All of which is to say, I'd love to run a smartphone with no ties to one of the big tech companies and their proprietary sandboxes. I'd install apps if I didn't have to deal with some proprietary app store which requires a login just to download free stuff. A smartphone might be a cool thing to have - but not if it's tied to Apple, Google, or Microsoft.
So, I'm having problems seeing Ubuntu compete with Android. He claims that Android is too fragmented, but regular users aren't complaining about fragmentation, mobile makers and careers aren't complaining about it either. How can they, when they are responsible for it? If anything, the only reason they'd like an alternative is precisely because Google is imposing their will on them. The only people complaining and caring about fragmentation are the developers. And for good reason, fragmentation is a serious problem, however this hasn't stopped Android from dominating the landscape. And Google, with all of their muscles, still hasn't solved it and it isn't for a lack of trying - I'm really curious about how Canonical plans to solve it, because I'm not seeing it as being something solvable, at least not by Canonical.
If fragmentation + being an alternative are Ubuntu's sole raison d'être on mobile, then it has no way to win anything. And also ...
> [Shuttleworth] says that Firefox OS has the weakness that "everything it does is in the browser, and that isn't necessarily going to be recognised by websites as a mobile browser - so you get the desktop site on your mobile screen. Ubuntu uses a WebKit-based browser [like Apple's MobileSafari and Google Chrome] so you get the mobile one."
I've been using Firefox on my Android(s) for about 1 year. I think it is the best mobile browser right now and I never noticed the above problem.
I'm not saying that it doesn't happen sometimes (maybe it does), however the mobile web landscape is in a funny state right now.
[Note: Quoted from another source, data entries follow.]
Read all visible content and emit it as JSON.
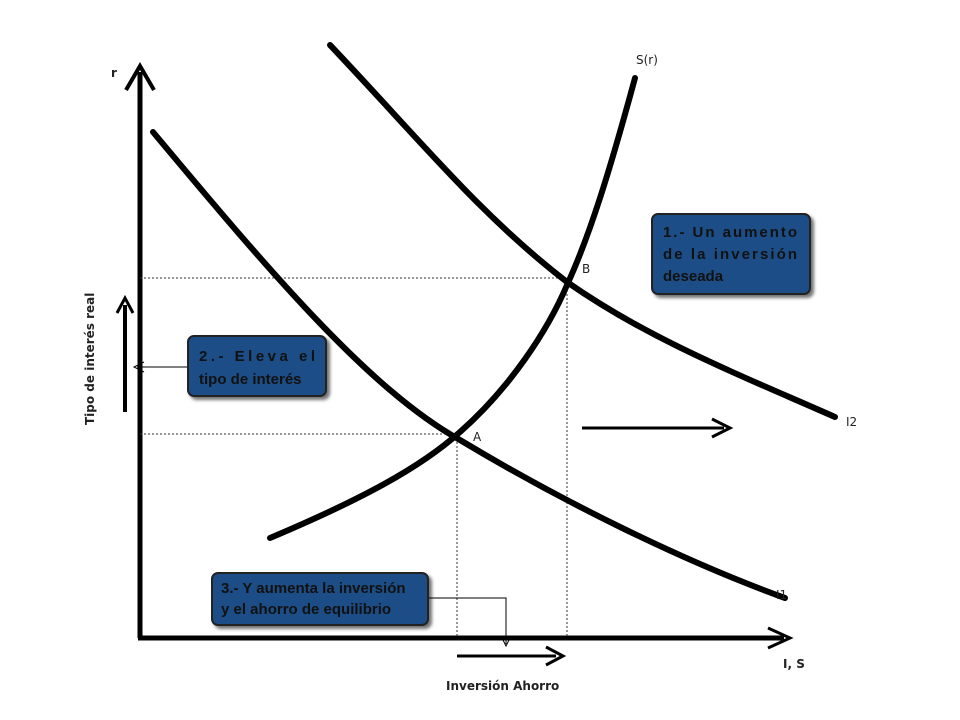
{
  "axes": {
    "y_symbol": "r",
    "y_label": "Tipo de interés real",
    "x_symbol": "I, S",
    "x_label": "Inversión Ahorro"
  },
  "curves": {
    "supply": "S(r)",
    "investment_1": "I1",
    "investment_2": "I2"
  },
  "points": {
    "a": "A",
    "b": "B"
  },
  "callouts": {
    "step1": [
      "1.- Un aumento",
      "de la inversión",
      "deseada"
    ],
    "step2": [
      "2.- Eleva el",
      "tipo de interés"
    ],
    "step3": [
      "3.- Y aumenta la inversión",
      "y el ahorro de equilibrio"
    ]
  },
  "colors": {
    "callout_fill": "#1f4e86",
    "curve": "#000000"
  }
}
Companies and individuals that care about the mobile web (e.g. Twitter, Google) do realize that WebKit is not the only game in town. Companies that don't are those that provide a miserable web experience, so I end up requesting the desktop version anyway.
Plus, Google forked WebKit and Internet Explorer 11 is presenting itself as WebKit although it isn't. I've also spotted plenty of differences between desktop Safari, iOS Safari, Chrome and Android's stock browser, while working with HTML5. Also Google advises tablet makers to differentiate tablets from phones by identifying the browser as "Safari" versus "Mobile Safari". Add to that the dozens and dozens of different Androids on the markets, some of which respect these guidelines, some of which don't, with their slow upgrade cycle and by relying on "WebKit" (whatever that means) you've got yourself a recipe for mediocrity.
On Firefox OS, I think it is in a much better position to cater to those 25% of users that Shuttleworth is targeting, as Firefox OS does bring something new to the table - (a) it is created to run on low end phones from the get-go, (b) it is a platform based on open web standards designed to be extremely developer friendly and for breeding new web standards and (c) the web browser is the ultimate sandbox.
If Firefox OS wins 3% of the market, everybody wins. If Ubuntu wins 3% of the market, nobody will notice anything.
Sure the desktop experience embedded in a cell phone would be nice, but seeing how the desktop computer is being pushed to irrelevancy for light usage in comparison with tablets, it is hard to see how the ubuntu phone would revolutionize the cell phone world, more than say, a new battery technology.
No one wanted to pay that much to wait that long for what was still an un-materialized promise.